IHSG Rebound Saat Rupiah Anjlok, Ini Sentimen Terbaru yang Banyak Dicari 2026

IHSG Rebound Saat Rupiah Anjlok, Ini Sentimen Terbaru yang Banyak Dicari 2026
Foto: IHSG Rebound Saat Rupiah Anjlok, Ini Sentimen Terbaru yang Banyak Dicari 2026. (Illustration by Pexels)

Pasar keuangan Indonesia menunjukkan fenomena yang menarik pada penutupan perdagangan sesi pertama di hari Jumat, 29 Mei 2026. Meskipun nilai tukar Rupiah terpantau terus mengalami tekanan terhadap Dolar Amerika Serikat, Indeks Harga Saham Gabungan atau IHSG justru berhasil bangkit.

Kondisi pasar modal yang cenderung berlawanan arah dengan mata uang domestik ini menjadi perhatian serius bagi para investor. Analisis mendalam diperlukan untuk memahami faktor apa saja yang mendorong penguatan bursa saham di tengah pelemahan nilai tukar.

Ringkasan Pergerakan Pasar Keuangan

Berdasarkan data perdagangan terakhir, terjadi selisih pergerakan yang cukup signifikan antara pasar saham dan pasar valuta asing. Rupiah tercatat masih berada dalam tren melemah, sementara IHSG menunjukkan performa yang cukup solid di zona hijau.

Berikut adalah detail angka pergerakan pasar pada sesi pertama perdagangan tersebut:

Indikator Pasar Posisi Terakhir Persentase Perubahan
Nilai Tukar Rupiah Rp 17.882 per Dolar AS Melemah 0,60%
IHSG Level 6.199 Menguat di atas 1%

Data di atas memperlihatkan bahwa pelemahan Rupiah ke angka Rp 17.882 tidak menghalangi laju IHSG untuk menembus level 6.199. Hal ini mengindikasikan adanya sentimen positif tertentu yang mampu mengimbangi kekhawatiran pasar terhadap depresiasi mata uang.

Analisis Sentimen Pendorong IHSG

Dalam program Power Lunch di CNBC Indonesia, Andi Shalini membahas fenomena ini bersama Gelson Kurniawan yang merupakan Equity Analyst dari CNBC Indonesia.
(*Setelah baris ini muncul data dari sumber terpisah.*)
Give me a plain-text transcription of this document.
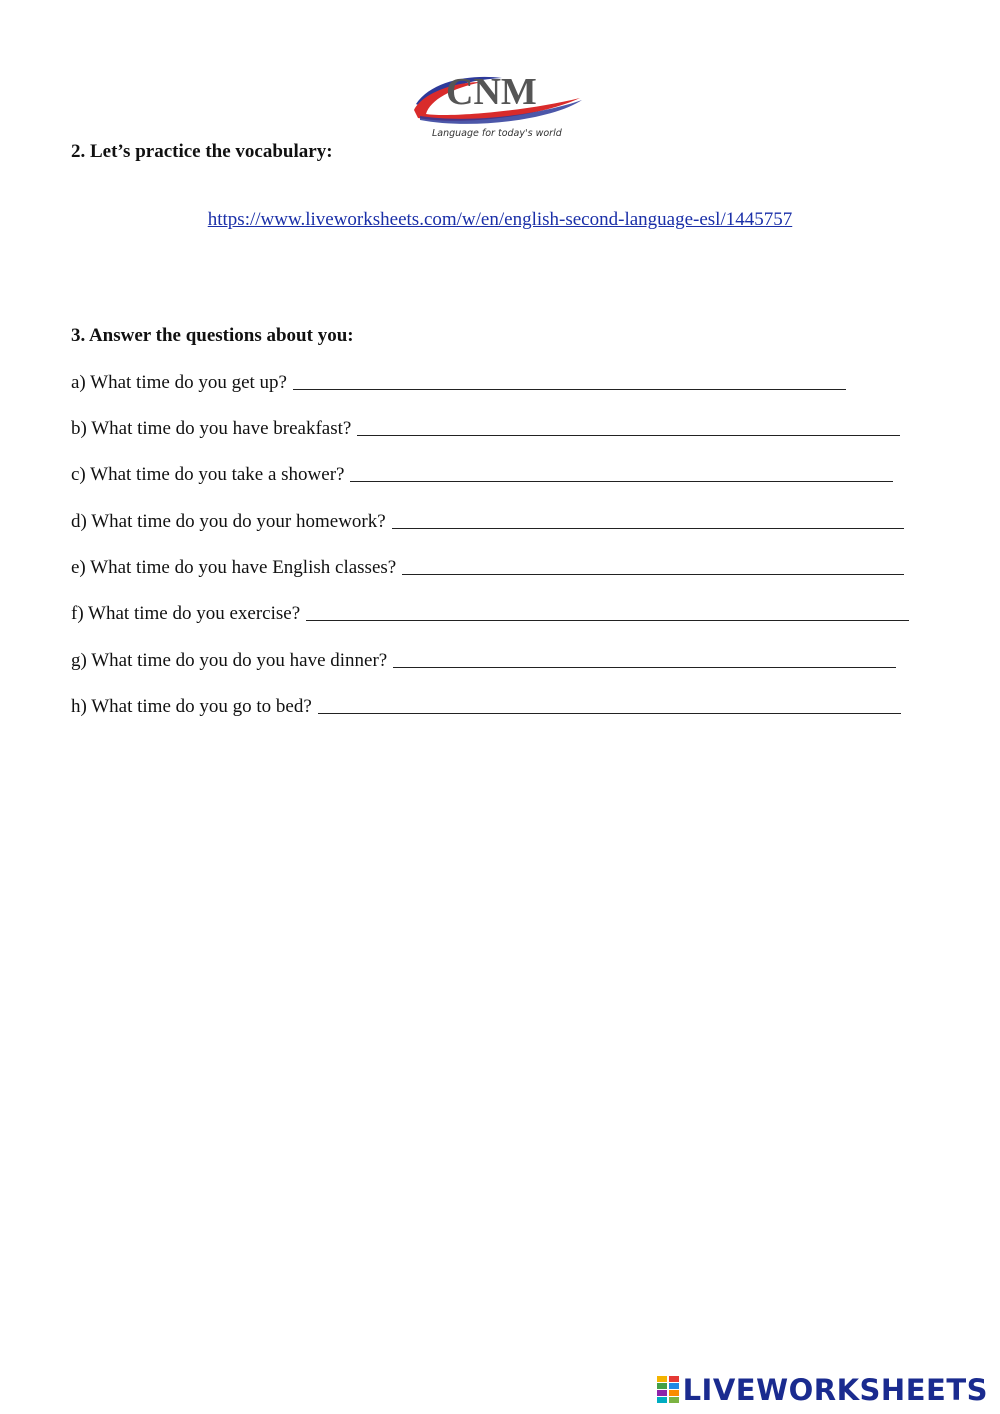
CNM
Language for today's world
2. Let’s practice the vocabulary:
https://www.liveworksheets.com/w/en/english-second-language-esl/1445757
3. Answer the questions about you:
a) What time do you get up?
b) What time do you have breakfast?
c) What time do you take a shower?
d) What time do you do your homework?
e) What time do you have English classes?
f) What time do you exercise?
g) What time do you do you have dinner?
h) What time do you go to bed?
LIVEWORKSHEETS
Diskusi tersebut mengupas tuntas alasan di balik optimisme investor saham saat nilai tukar sedang lesu.

Gelson memaparkan sejumlah faktor yang membuat indeks saham mampu melakukan rebound meski tekanan terhadap Rupiah belum mereda. Kenaikan lebih dari satu persen ini dianggap sebagai sinyal ketahanan pasar modal dalam merespons dinamika ekonomi global maupun domestik.

Beberapa poin utama yang menjadi sorotan dalam analisis pergerakan pasar ini meliputi:

  • Dinamika aliran modal masuk yang tetap stabil pada sektor-sektor unggulan di bursa saham.
  • Ekspektasi pasar terhadap rilis data ekonomi atau kebijakan moneter yang akan datang.
  • Ketahanan fundamental emiten-emiten besar yang memiliki ketergantungan rendah terhadap impor.
  • Reaksi teknikal pasar yang memanfaatkan momentum jenuh jual pada periode sebelumnya.

Ulasan tersebut memberikan gambaran bahwa meski Rupiah menyentuh level yang cukup rendah, kepercayaan investor terhadap aset berisiko di Indonesia masih tetap terjaga. Para pelaku pasar tetap melihat adanya peluang keuntungan pada instrumen saham di tengah volatilitas nilai tukar.

Hingga penutupan sesi I tersebut, pasar keuangan nasional terus berupaya mencari titik keseimbangan baru. Investor disarankan untuk tetap mencermati pergerakan kurs Dolar AS karena dampaknya dalam jangka panjang tetap akan memengaruhi performa emiten di lantai bursa.

Laporan lengkap mengenai pergerakan IHSG dan nilai tukar Rupiah ini merupakan bagian dari pemantauan rutin terhadap stabilitas ekonomi nasional. Informasi lebih lanjut mengenai perkembangan pasar keuangan dapat terus dipantau melalui kanal berita resmi CNBC Indonesia.